I crossed my arms over my chest and glared indignantly. “You don’t know me.”
The boy couldn’t have been much older than I was. His too thin face was angular in a way that indicated he had only just lost the roundness of childhood. He was skinny, his arms long. His legs longer. But he was lovely to look at. He had a chiseled beauty that would have been perfect on a runway.
But this kid was no model, nor would he ever be one. His green eyes were hesitant and cautious; his skin marred with at least a dozen scars, some more vivid than others. And those were just the ones I could see. His black hair was messy and on the long side, but clearly not by choice.
His clothes were threadbare and worn. His sneakers had holes in the sides and were missing laces. I could see his collarbone jutting prominently.
This guy had been on the streets for a while. So even though we were roughly the same age, his face held a maturity that mine didn’t.
He flipped the board up onto its back wheels and picked it up again. He shrugged. “Whatever. I was trying to be nice. See ya around.” With a look that was entirely too sympathetic, he turned and walked towards the group of kids smoking by the broken fence beside the river.
Way to make friends, Imogen, I berated myself.
I was on my own now. I couldn’t afford turning down niceties. I pulled on the hem of my too tight shirt. I felt exposed. Vulnerable. And that wasn’t good when you were surrounded by strangers.
“Hey sweet thing, I haven’t seen you around here before.” A guy wearing a hoodie appeared beside me. I couldn’t really see his face and that bothered me. He gave off a vibe I didn’t like. A cigarette hung from his mouth, ash falling onto his shirt.

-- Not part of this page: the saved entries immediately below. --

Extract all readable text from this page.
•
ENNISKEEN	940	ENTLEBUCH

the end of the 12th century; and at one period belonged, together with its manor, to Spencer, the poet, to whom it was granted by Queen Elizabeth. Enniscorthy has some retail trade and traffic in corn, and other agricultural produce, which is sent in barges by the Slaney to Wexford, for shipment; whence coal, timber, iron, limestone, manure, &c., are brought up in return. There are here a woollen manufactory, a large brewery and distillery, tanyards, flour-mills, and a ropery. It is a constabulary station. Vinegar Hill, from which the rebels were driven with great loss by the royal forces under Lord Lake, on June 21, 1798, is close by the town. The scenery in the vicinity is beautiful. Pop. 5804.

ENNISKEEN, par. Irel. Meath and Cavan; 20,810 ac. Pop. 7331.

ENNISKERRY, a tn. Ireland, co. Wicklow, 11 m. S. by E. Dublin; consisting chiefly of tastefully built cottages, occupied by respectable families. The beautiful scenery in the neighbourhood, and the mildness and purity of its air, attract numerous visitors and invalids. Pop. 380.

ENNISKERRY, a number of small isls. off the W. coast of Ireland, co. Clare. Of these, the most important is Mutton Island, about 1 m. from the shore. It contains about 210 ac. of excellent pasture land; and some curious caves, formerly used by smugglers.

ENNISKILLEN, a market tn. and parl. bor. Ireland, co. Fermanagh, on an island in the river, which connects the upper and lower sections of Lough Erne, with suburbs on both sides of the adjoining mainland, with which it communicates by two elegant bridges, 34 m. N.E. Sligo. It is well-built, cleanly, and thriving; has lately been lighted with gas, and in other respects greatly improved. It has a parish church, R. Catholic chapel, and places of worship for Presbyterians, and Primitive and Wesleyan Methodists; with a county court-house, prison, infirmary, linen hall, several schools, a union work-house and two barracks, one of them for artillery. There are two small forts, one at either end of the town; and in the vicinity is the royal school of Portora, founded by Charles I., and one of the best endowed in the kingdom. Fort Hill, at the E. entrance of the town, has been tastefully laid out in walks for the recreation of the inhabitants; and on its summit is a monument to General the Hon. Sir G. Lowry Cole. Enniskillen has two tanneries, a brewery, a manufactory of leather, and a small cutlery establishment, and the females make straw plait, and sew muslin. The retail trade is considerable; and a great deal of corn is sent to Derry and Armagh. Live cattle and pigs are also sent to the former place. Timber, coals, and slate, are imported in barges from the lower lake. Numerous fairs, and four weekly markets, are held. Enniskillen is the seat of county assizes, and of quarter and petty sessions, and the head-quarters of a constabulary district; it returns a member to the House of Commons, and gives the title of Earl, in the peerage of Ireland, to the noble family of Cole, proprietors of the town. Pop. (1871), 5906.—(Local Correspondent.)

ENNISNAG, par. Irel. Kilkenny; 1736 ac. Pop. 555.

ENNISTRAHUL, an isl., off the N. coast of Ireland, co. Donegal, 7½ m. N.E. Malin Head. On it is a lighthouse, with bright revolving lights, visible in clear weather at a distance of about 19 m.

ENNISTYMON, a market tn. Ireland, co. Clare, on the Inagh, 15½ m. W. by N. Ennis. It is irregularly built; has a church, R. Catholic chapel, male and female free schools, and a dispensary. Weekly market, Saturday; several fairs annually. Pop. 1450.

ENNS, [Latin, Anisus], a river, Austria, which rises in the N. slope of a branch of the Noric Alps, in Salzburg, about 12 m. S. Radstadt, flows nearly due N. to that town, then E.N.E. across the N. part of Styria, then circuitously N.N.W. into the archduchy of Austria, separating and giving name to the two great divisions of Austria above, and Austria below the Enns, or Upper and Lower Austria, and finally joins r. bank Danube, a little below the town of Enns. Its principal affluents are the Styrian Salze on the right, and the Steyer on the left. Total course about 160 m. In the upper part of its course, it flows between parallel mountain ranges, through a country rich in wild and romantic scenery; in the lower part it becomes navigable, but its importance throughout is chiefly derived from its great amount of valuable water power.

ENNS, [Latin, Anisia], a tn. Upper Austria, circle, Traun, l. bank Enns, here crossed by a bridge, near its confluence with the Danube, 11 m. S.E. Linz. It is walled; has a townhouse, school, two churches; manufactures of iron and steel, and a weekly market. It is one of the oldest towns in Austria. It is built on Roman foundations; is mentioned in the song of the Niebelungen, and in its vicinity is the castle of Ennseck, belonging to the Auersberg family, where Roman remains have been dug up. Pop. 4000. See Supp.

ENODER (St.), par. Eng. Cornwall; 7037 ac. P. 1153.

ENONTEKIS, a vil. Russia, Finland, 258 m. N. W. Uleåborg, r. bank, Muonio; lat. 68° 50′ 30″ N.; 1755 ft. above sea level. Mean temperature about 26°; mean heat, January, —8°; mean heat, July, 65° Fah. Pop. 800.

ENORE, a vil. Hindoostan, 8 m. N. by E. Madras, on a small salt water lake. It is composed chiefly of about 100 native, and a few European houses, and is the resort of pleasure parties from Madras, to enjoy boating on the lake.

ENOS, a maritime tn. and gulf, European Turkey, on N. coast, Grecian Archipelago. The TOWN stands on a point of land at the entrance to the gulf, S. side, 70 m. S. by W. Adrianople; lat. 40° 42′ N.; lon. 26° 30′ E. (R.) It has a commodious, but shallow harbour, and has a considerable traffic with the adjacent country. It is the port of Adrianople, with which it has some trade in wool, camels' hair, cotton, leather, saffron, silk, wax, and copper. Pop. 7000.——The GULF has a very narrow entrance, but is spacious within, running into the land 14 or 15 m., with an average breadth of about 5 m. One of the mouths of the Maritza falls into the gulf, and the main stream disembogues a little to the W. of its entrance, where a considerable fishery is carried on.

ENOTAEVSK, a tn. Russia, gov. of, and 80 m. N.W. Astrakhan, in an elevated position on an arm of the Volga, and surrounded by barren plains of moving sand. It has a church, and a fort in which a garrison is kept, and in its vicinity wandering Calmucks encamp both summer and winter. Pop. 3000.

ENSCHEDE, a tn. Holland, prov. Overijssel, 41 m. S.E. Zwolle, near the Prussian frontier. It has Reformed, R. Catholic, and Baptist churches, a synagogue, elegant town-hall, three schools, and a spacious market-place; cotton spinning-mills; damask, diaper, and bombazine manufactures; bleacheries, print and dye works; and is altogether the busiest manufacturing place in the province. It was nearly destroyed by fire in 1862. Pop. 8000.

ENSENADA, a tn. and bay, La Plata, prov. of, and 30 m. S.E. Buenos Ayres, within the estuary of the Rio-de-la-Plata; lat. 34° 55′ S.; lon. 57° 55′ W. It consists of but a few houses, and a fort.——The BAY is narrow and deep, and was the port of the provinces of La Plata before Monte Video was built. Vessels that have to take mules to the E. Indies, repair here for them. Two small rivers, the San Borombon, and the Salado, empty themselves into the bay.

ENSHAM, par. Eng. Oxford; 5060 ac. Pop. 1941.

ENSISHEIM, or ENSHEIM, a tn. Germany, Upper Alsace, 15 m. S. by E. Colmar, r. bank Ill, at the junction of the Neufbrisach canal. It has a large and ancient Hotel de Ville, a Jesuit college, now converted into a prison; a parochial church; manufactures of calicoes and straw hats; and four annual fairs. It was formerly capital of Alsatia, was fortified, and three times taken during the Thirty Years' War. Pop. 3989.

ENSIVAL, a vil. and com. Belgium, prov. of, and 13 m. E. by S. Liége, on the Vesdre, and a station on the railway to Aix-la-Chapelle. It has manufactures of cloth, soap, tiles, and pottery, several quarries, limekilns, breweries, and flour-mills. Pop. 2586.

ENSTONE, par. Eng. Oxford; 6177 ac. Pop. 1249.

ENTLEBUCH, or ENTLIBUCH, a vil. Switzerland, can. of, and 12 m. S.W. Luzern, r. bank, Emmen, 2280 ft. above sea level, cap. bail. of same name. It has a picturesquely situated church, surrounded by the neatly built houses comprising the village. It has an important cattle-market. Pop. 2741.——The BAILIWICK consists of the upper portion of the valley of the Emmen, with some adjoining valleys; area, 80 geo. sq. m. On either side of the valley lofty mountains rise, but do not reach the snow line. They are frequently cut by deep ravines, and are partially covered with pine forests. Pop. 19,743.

I looked away, ignoring him, hoping he’d leave me alone if I were rude enough. I could see the skateboard boy was still hanging around. He was sitting on an overturned trashcan, eating something from the plastic bag he had been carrying.
I noticed that he glanced my way occasionally, but didn’t make any attempt to come back over.
The hoodie guy inched closer and I wanted to move away. But I didn’t. I didn’t want him to know that he bothered me. Instinct told me to not reveal any weakness out here.
“I was talking to you. You think you’re too good or somethin’?”
Just say something to get him to leave you alone!
“No, I don’t think that. I’m just hanging out. I was about to leave.” I forced myself to drop my arms casually to my side, tucking my thumbs in my pockets as though I was doing just what I said. Hanging out.
“Don’t rush off. Things were just about to get started. Why don’t you come hang out with me for a while?” Hoodie Guy grabbed me by the upper arm and pulled me towards him.
I stumbled, but managed to stay upright. His fingers were digging into my flesh and I jerked my arm out of his hold. “Don’t touch me unless I tell you to,” I hissed.
Hoodie Guy chuckled and it wasn’t a nice sound. “Then tell me to,” he said, grabbing me again. “I really think you need to come over here with me.” He pulled on me again and this time he wasn’t letting go.
I cast a look around the darkened clearing below the bridge. We were surrounded by people, but no one was looking our way. And I knew that no one would lift a finger to intervene. They existed by a different set of rules down here. It was every boy or girl for themselves.
“Let me go,” I growled, trying to get free.
“Shut the fuck up, bitch,” Hoodie Guy snarled, no longer trying to keep up any sort of pretense. He dragged me over rocks towards a wooded area.
He’s going to rape me. Or worse he was going to kill me.
“Please, just let me go,” I pleaded, not sounding remotely tough or badass anymore. I just wanted to get away.
My shoes caught on the rocks and I stumbled again, falling to the ground. Hoodie wrenched on my arm so hard that I was worried he dislocated it. “Stand up, bitch! Fucking stand up, now!”
“Is there a problem here?”
Relief thick and suffocating swept over me. I looked up, my hair in my face, my arm still firmly in Hoodie Guy’s grasp and saw Skateboard Boy staring down at me, his face hard and unreadable.